Beyond campus, Fitzpatrick is involved in the larger biosafety community through the Campus Safety Health and Environmental Management Association, as a member of its board of trustees. She’s also a member of the American Biological Safety Association.
“You learn a lot from working on different things and with people you don’t normally interact with,” she said. “Sometimes a new problem can feel like this huge elephant, but there’s probably someone out there who has already dealt with it and can help you work through it.”
Originally from Maryland, Fitzpatrick and her husband have made a home in Atlanta over the past eight years. They’ll soon be growing their family, as their first child is due in September.
“It’s been the two of us for so long, and it’s exciting to add someone new — besides our dog — and for the priority shift that will happen,” she said.

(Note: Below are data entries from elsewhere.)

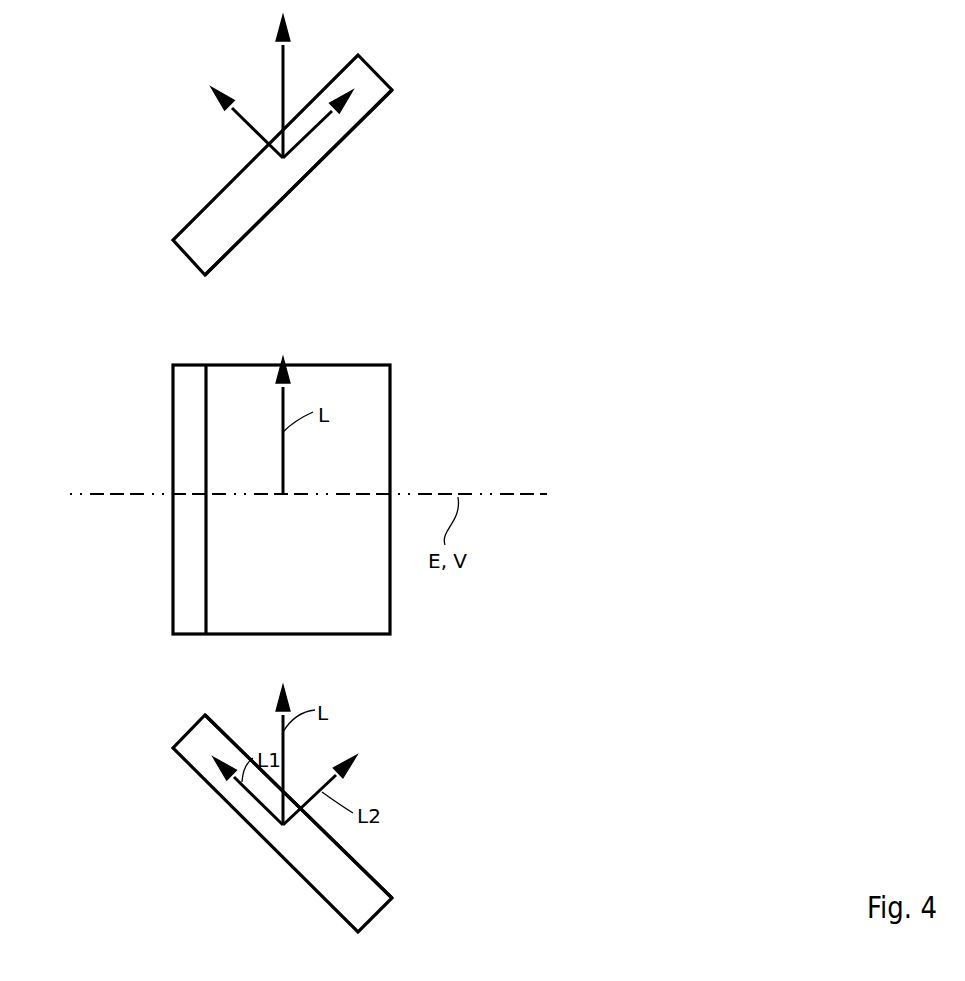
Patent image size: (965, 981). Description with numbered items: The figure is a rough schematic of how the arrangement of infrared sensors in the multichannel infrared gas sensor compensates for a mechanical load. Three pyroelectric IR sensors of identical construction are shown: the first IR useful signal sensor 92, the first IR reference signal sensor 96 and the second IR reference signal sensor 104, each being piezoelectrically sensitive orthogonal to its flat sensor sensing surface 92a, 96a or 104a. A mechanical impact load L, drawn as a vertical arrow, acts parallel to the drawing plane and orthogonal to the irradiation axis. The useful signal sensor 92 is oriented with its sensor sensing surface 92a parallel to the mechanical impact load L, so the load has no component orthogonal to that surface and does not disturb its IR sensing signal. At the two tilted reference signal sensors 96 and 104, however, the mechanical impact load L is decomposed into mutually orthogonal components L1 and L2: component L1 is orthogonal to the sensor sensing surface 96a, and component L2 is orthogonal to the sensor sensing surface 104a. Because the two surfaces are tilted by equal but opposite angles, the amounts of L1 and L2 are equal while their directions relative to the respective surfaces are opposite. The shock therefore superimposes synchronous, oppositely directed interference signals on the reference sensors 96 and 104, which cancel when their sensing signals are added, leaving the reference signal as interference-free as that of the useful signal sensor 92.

The first infrared useful signal sensor 92 is at (182, 372).
The sensor sensing surface 92a is at (249, 388).
The first IR reference signal sensor 96 is at (197, 224).
The sensor sensing surface 96a is at (257, 230).
The second IR reference signal sensor 104 is at (313, 868).
The sensor sensing surface 104a is at (232, 738).
The mechanical impact load L is at (283, 60).
The component of the mechanical impact load L1 is at (241, 116).
The component of the mechanical impact load L2 is at (323, 123).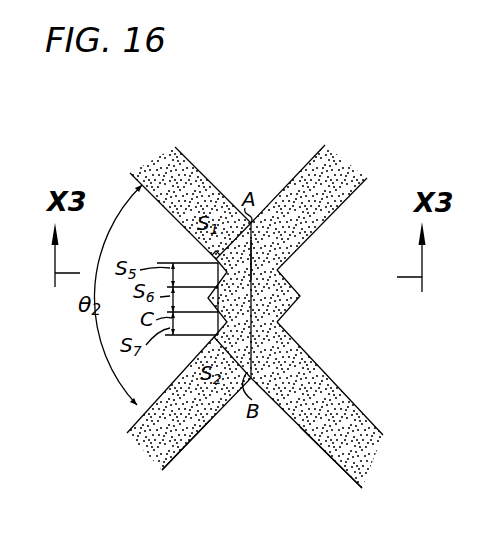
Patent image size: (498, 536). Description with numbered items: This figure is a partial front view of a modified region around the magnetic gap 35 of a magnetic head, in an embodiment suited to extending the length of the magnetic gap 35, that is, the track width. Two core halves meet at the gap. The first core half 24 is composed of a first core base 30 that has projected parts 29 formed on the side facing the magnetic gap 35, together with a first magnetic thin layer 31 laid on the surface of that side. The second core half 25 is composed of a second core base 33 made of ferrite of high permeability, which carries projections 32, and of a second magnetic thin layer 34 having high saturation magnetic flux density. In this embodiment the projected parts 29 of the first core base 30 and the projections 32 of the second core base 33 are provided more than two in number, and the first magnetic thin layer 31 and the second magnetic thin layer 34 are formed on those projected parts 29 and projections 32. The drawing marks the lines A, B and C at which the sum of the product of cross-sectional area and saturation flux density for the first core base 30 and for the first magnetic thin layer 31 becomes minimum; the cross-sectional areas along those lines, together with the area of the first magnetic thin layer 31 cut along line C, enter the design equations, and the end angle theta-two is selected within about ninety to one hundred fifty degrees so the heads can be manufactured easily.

As a varsity swimmer at Loyola for four years, following years of childhood swimming, being active and outdoors has always been part of Fitzpatrick’s life. Family vacations often included outdoor activities, which still play a leading role for her and her husband. They often spend weekends hiking or walking in Atlanta’s parks, and Fitzpatrick is an active yogi. Her preferred practice is power vinyasa, a fast-paced and challenging version of yoga. She’s even combined her indoor and outdoor interests and tried standup paddleboard yoga.
At six months pregnant, though, the power vinyasa is now taking a backseat to prenatal practice.
“It’s definitely a slower pace,” she said. “There’s more lying down.”
Both in work and her hobbies, Fitzpatrick is eager to get involved and take on new challenges. Thankfully, she’s found Tech to be just the right place for that.
“It’s such a warm and welcoming place,” she said. “If you show an interest in trying something or working on something, there are going to be opportunities for you.”